At time t = 0 s, automobile A is traveling at a speed of 18.6 m/s along a straight road and is picking up speed with an acceleration that has a magnitude of 3.70 m/s2 as in part a of the figure. At t = 0 s, automobile B is traveling at a speed of 18.6 m/s in uniform circular motion as it negotiates a turn (part b of the figure).
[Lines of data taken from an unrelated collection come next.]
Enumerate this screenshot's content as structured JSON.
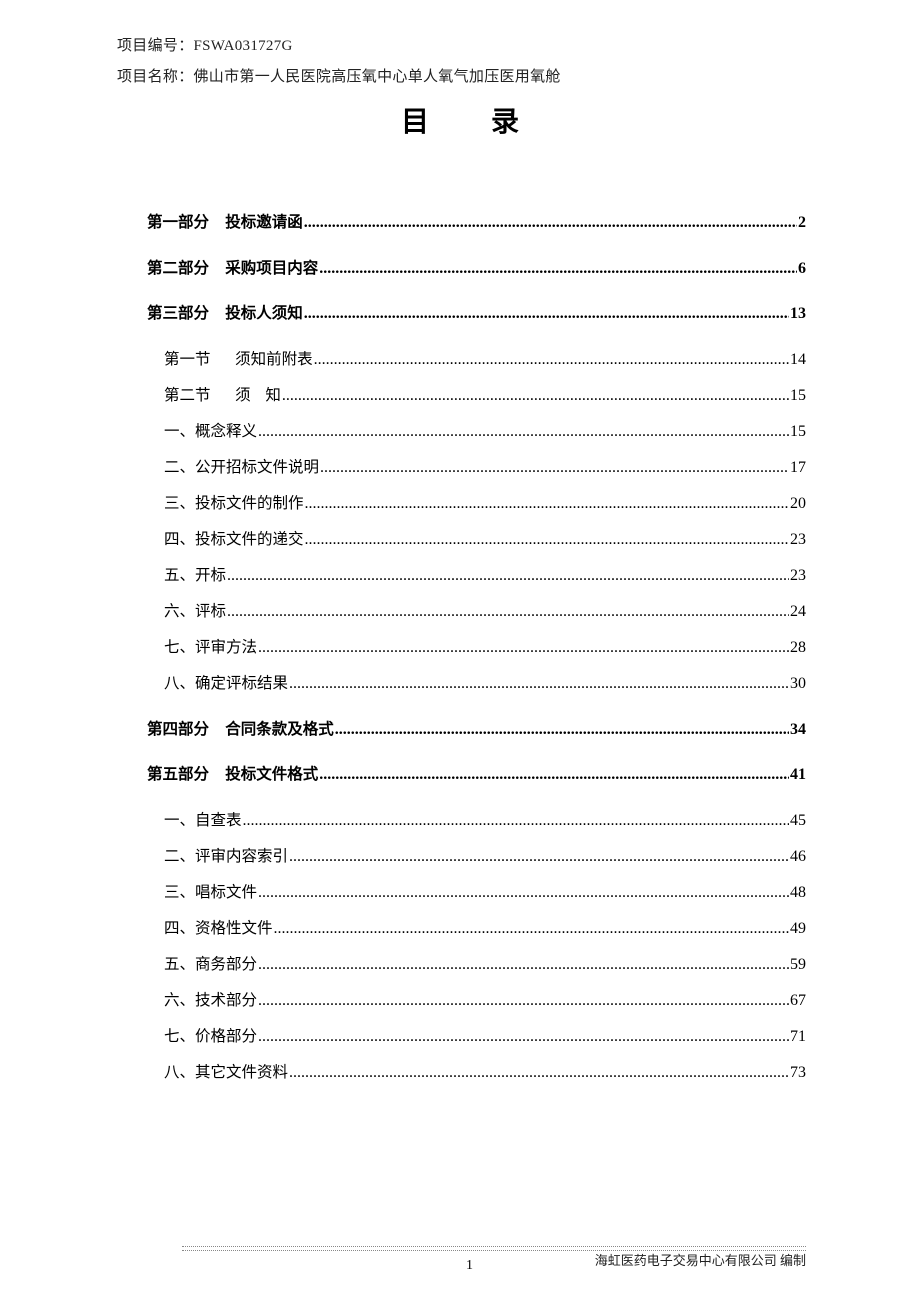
{
  "header": {
    "project_number_label": "项目编号：FSWA031727G",
    "project_name_label": "项目名称：佛山市第一人民医院高压氧中心单人氧气加压医用氧舱"
  },
  "title": {
    "char1": "目",
    "char2": "录"
  },
  "toc": [
    {
      "level": "part",
      "label": "第一部分   投标邀请函",
      "page": "2"
    },
    {
      "level": "part",
      "label": "第二部分   采购项目内容",
      "page": "6"
    },
    {
      "level": "part",
      "label": "第三部分   投标人须知",
      "page": "13"
    },
    {
      "level": "sub",
      "label": "第一节     须知前附表",
      "page": "14"
    },
    {
      "level": "sub",
      "label": "第二节     须   知",
      "page": "15"
    },
    {
      "level": "sub",
      "label": "一、概念释义",
      "page": "15"
    },
    {
      "level": "sub",
      "label": "二、公开招标文件说明",
      "page": "17"
    },
    {
      "level": "sub",
      "label": "三、投标文件的制作",
      "page": "20"
    },
    {
      "level": "sub",
      "label": "四、投标文件的递交",
      "page": "23"
    },
    {
      "level": "sub",
      "label": "五、开标",
      "page": "23"
    },
    {
      "level": "sub",
      "label": "六、评标",
      "page": "24"
    },
    {
      "level": "sub",
      "label": "七、评审方法",
      "page": "28"
    },
    {
      "level": "sub",
      "label": "八、确定评标结果",
      "page": "30"
    },
    {
      "level": "part",
      "label": "第四部分   合同条款及格式",
      "page": "34"
    },
    {
      "level": "part",
      "label": "第五部分   投标文件格式",
      "page": "41"
    },
    {
      "level": "sub",
      "label": "一、自查表",
      "page": "45"
    },
    {
      "level": "sub",
      "label": "二、评审内容索引",
      "page": "46"
    },
    {
      "level": "sub",
      "label": "三、唱标文件",
      "page": "48"
    },
    {
      "level": "sub",
      "label": "四、资格性文件",
      "page": "49"
    },
    {
      "level": "sub",
      "label": "五、商务部分",
      "page": "59"
    },
    {
      "level": "sub",
      "label": "六、技术部分",
      "page": "67"
    },
    {
      "level": "sub",
      "label": "七、价格部分",
      "page": "71"
    },
    {
      "level": "sub",
      "label": "八、其它文件资料",
      "page": "73"
    }
  ],
  "footer": {
    "page_number": "1",
    "organization": "海虹医药电子交易中心有限公司    编制"
  }
}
It has a centripetal acceleration whose magnitude is also 3.70 m/s2. Determine the speed of (a) automobile A and (b) automobile B, when t = 2.0 s.
To determine the speed of automobile A and automobile B when t = 2.0 s, we need to use the equations of motion.
a) For automobile A:
We know that the initial velocity (u) is 18.6 m/s and the acceleration (a) is 3.70 m/s^2. We want to find the speed (v) when t = 2.0 s.
The equation we can use is:
v = u + at
Substituting the given values, we have:
v = 18.6 m/s + (3.70 m/s^2)(2.0 s)
Calculating the right side:
v = 18.6 m/s + 7.40 m/s
v = 26.0 m/s
Therefore, the speed of automobile A when t = 2.0 s is 26.0 m/s.
b) For automobile B:
We know that the centripetal acceleration (a) is 3.70 m/s^2 and we want to find the speed (v) when t = 2.0 s.
The equation relating centripetal acceleration and speed is:
a = v^2 / r
Where r is the radius of the circular path.
Since the radius is not given, we need more information to determine the speed of automobile B when t = 2.0 s.